Likewise, using recyclable aluminum foil is always going to be the best eco-friendly alternative to storage baggies. 

These convenience items are handy for keeping plastic bags out of our landfills and oceans.

Why Are Biodegradable Bags Bad?

Biodegradable bags do break down significantly more quickly than traditional petroleum-based bags. 

So, are biodegradable bags better than plastic made from petroleum? As you are learning, the answer is fairly complex.

Plastics take hundreds of years to break down. Biodegradable bags take just 1-2% as long to break down.


While this sounds like a magical cure-all for the environment, this is far from being the truth. 

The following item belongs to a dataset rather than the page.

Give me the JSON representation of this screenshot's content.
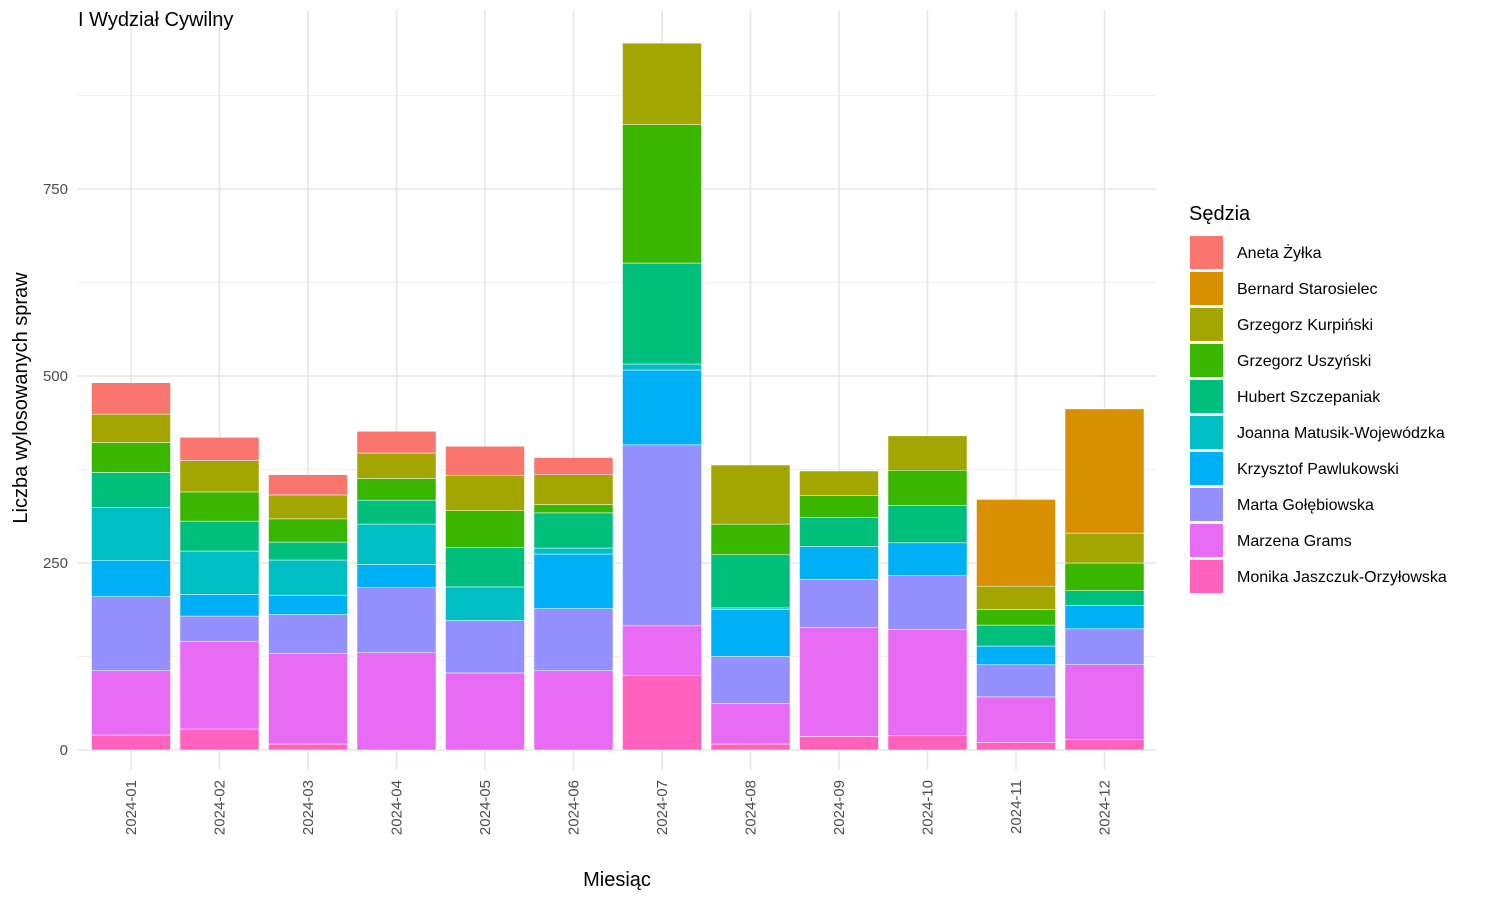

Faster degrading plastics do not necessarily break down 100%. Instead, they often leave behind smaller particulate pieces of plastics known as microplastics.

Microplastics are considered a danger to not only the environment but also to practically all creatures living in the environment. 

These particles of partially degraded plastic are eaten or breathed in by small species, typically ocean dwellers. 

Other larger animals then eat these creatures and eventually find their way into the diets of humans as well.

Methane Emissions

Even when everything about the biodegradation process goes smoothly, biodegradable bags still pose a huge threat to the environment. 

This is because our municipal solid waste management sites worldwide are struggling to catch up with the equipment required to properly collect and manage gas emissions released as items biodegrade in our landfills.

One of the main points of our efforts to recycle and increase our biodegradable products is to dramatically decrease our greenhouse gas emissions. 

People refer to the gases released as a result of our wasteful lifestyles as our carbon footprint. 

While everyone knows that carbon is harmful to the environment, placing biodegradable products in landfills that aren’t appropriately outfitted to collect the gases creates more harmful gases. 

According to National Geographic, improperly handled biodegradable materials release a large amount of methane gas, which has 28 times the heating capacity of carbon dioxide. 

When you look at the statistical data, biodegradables cease to look like such an easy choice for the environment. 

Which Product Is Worse For The Environment?

So, all things considered, which product is best/worst for the environment? That is a choice that each consumer must make for themselves, including you. 

However, now that you have the facts, you’ll be more prepared to make a healthy choice for both the planet and your family the next time you are considering purchasing plastic bags or plastic bag alternatives. 

If you really want to do your part to cut back on both carbon dioxide and methane emissions, consider skipping plastic and plastic alternatives altogether. 

Instead, go for durable carry bags made out of a cotton canvas or recyclable paper wrappers for travel foods such as sandwiches instead of the traditional plastic carrying or storage options.

Always use a healthy dose of common sense when making choices that affect your environment and health. 

Please don’t rely solely on advertisers or manufacturers to tell you the whole truth about their products or packaging.